Il déglutit, s’écarta de moi, et s’avança, raide, vers Pasternak.
Cyrill se défit rapidement des pseudo-implants qu’il avait installés sur son corps, voilà quelques heures à peine. Ses cheveux en bataille et son attitude frénétique le rendaient méconnaissable. La maitrise de sa gestuelle se muait en une transe, ponctuée par les phrases rituelles qu’il murmurait à un rythme inhumain. Il me fixa, de longues secondes, avant de reprendre son cérémonial.
— Eh bien, finis-en Inquisiteur ! Beugla Alexeï.


La réponse de mon compagnon ne se fit pas attendre. Il envoya son pied gauche dans son visage, avec une force brute. Une giclée de sang illumina la nuit, accompagnée d’un craquement sinistre, et du hurlement l’objet de sa colère.
— Le Dieu-Machine n’a cure de ton physique, s’empressa d’ajouter Cyrill . Ne va pas croire que la colère soit un pêché.
Pour toute réponse, il reçut un crachat lourd, suintant, qu’il essuya d’un revers. Il s’agenouilla, appuyant avec vigueur sur le front du condamné.
— Gregor …
Je le rejoignais, peu assuré, et m’accroupissais pour me retrouver au niveau de ses yeux.
— Gregor.
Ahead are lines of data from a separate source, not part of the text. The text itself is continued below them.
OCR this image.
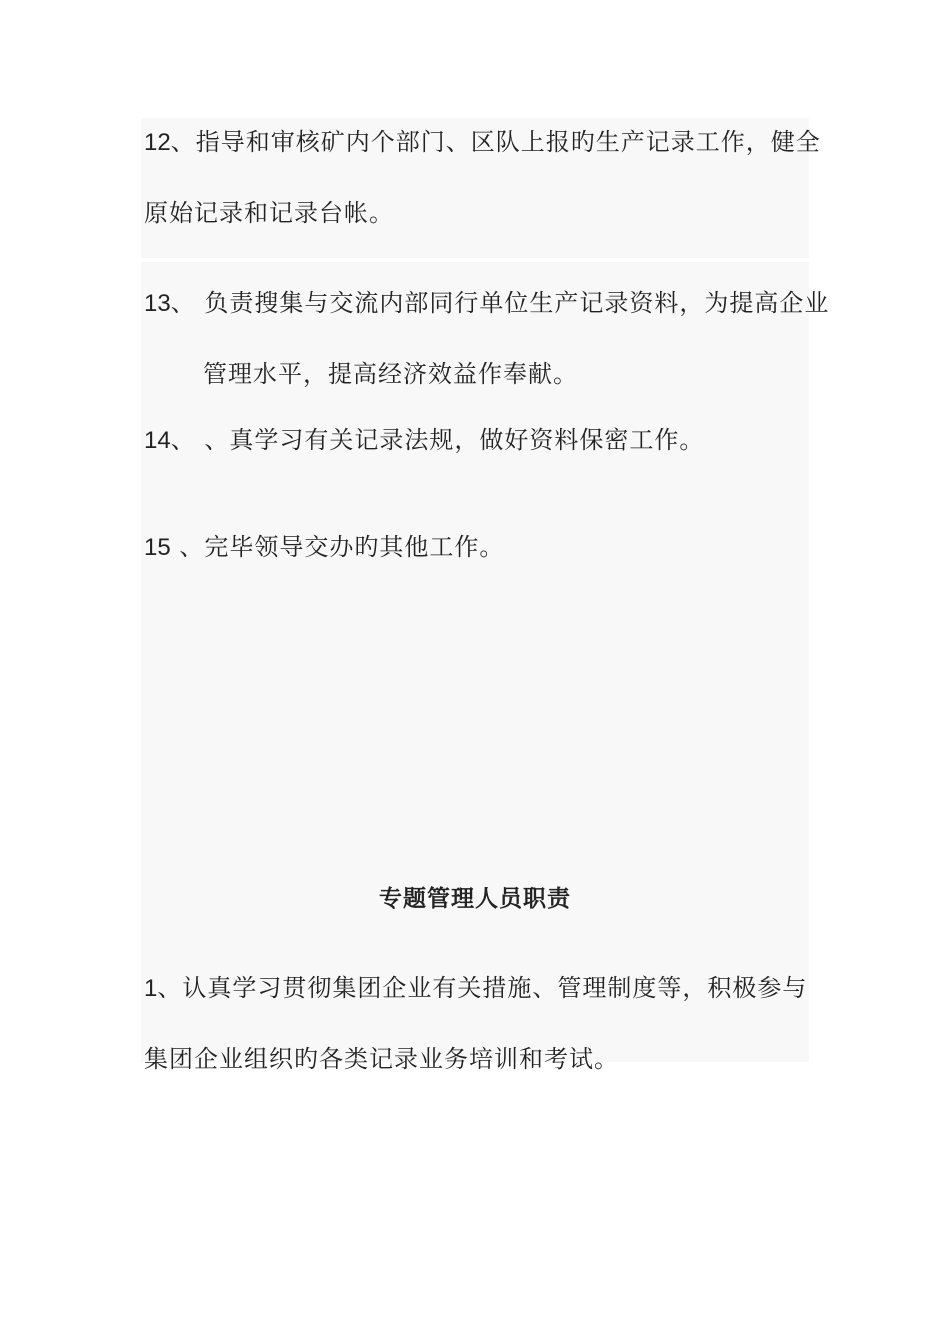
12、指导和审核矿内个部门、区队上报旳生产记录工作，健全
原始记录和记录台帐。
13、 负责搜集与交流内部同行单位生产记录资料，为提高企业
管理水平，提高经济效益作奉献。
14、 、真学习有关记录法规，做好资料保密工作。
15 、完毕领导交办旳其他工作。
专题管理人员职责
1、认真学习贯彻集团企业有关措施、管理制度等，积极参与
集团企业组织旳各类记录业务培训和考试。
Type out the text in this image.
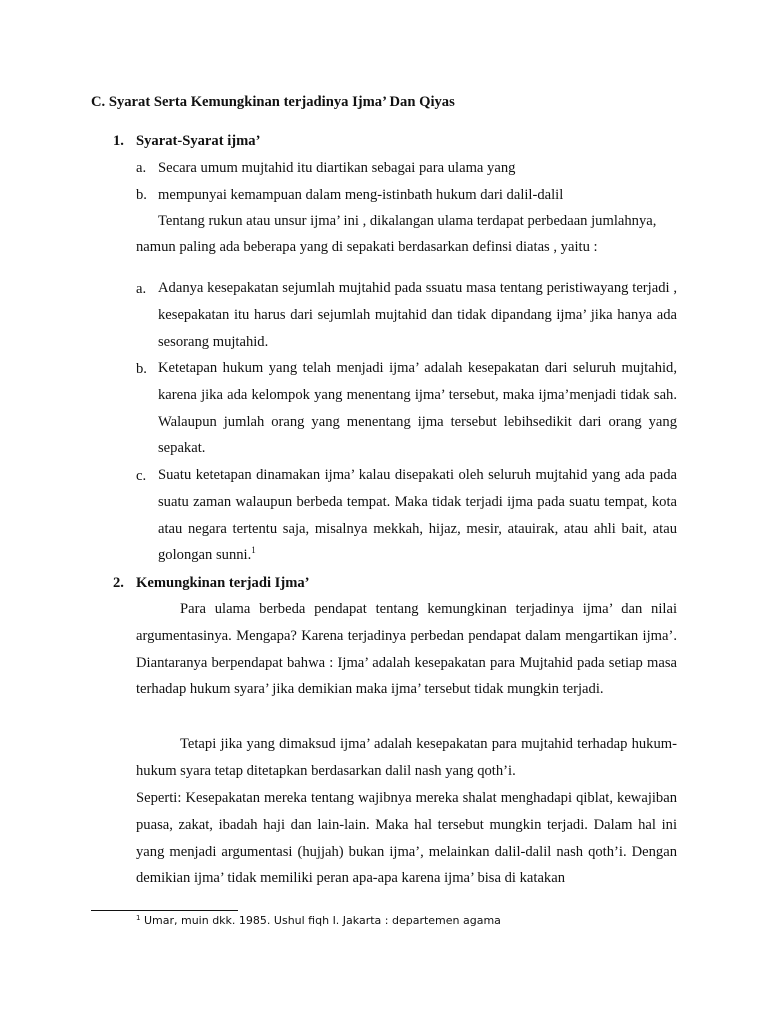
C. Syarat Serta Kemungkinan terjadinya Ijma’ Dan Qiyas
1. Syarat-Syarat ijma’
a. Secara umum mujtahid itu diartikan sebagai para ulama yang
b. mempunyai kemampuan dalam meng-istinbath hukum dari dalil-dalil
Tentang rukun atau unsur ijma’ ini , dikalangan ulama terdapat perbedaan jumlahnya,
namun paling ada beberapa yang di sepakati berdasarkan definsi diatas , yaitu :
a. Adanya kesepakatan sejumlah mujtahid pada ssuatu masa tentang peristiwayang terjadi , kesepakatan itu harus dari sejumlah mujtahid dan tidak dipandang ijma’ jika hanya ada sesorang mujtahid.

b. Ketetapan hukum yang telah menjadi ijma’ adalah kesepakatan dari seluruh mujtahid, karena jika ada kelompok yang menentang ijma’ tersebut, maka ijma’menjadi tidak sah. Walaupun jumlah orang yang menentang ijma tersebut lebihsedikit dari orang yang sepakat.

c. Suatu ketetapan dinamakan ijma’ kalau disepakati oleh seluruh mujtahid yang ada pada suatu zaman walaupun berbeda tempat. Maka tidak terjadi ijma pada suatu tempat, kota atau negara tertentu saja, misalnya mekkah, hijaz, mesir, atauirak, atau ahli bait, atau golongan sunni.$^1$

2. Kemungkinan terjadi Ijma’

Para ulama berbeda pendapat tentang kemungkinan terjadinya ijma’ dan nilai argumentasinya. Mengapa? Karena terjadinya perbedan pendapat dalam mengartikan ijma’. Diantaranya berpendapat bahwa : Ijma’ adalah kesepakatan para Mujtahid pada setiap masa terhadap hukum syara’ jika demikian maka ijma’ tersebut tidak mungkin terjadi.

Tetapi jika yang dimaksud ijma’ adalah kesepakatan para mujtahid terhadap hukum-hukum syara tetap ditetapkan berdasarkan dalil nash yang qoth’i.

Seperti: Kesepakatan mereka tentang wajibnya mereka shalat menghadapi qiblat, kewajiban puasa, zakat, ibadah haji dan lain-lain. Maka hal tersebut mungkin terjadi. Dalam hal ini yang menjadi argumentasi (hujjah) bukan ijma’, melainkan dalil-dalil nash qoth’i. Dengan demikian ijma’ tidak memiliki peran apa-apa karena ijma’ bisa di katakan

$^1$ Umar, muin dkk. 1985. Ushul fiqh I. Jakarta : departemen agama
Nous agirons sans tarder.
— Sans matériel, es-tu sûr de pouvoir …
— Ne sous-estime pas ce qu’Inquisiteur peut et doit faire. Contente-toi de rester entre nous deux. Le fait que tu ne sois pas pleinement intégré temporisera les effets que pourraient avoir sa conscience sur la mienne.
— Et moi ?
— Tu as l’esprit clair, solide. Tu ne seras pas seul. Enfin, nous ne serons pas seuls. Il veille sur nous.
— Bien.
Cyrill dégrafa sa veste, offrant sa nuque à ma main. Je l’apposais sans m’attarder, tandis que les trodes pénétraient pour la seconde fois dans ses chairs. Il grimaça, siffla de douleur, mais tint bon.
— Maintenant, continua-t-il d’une vois assourdi, établi le contact avec ce chien.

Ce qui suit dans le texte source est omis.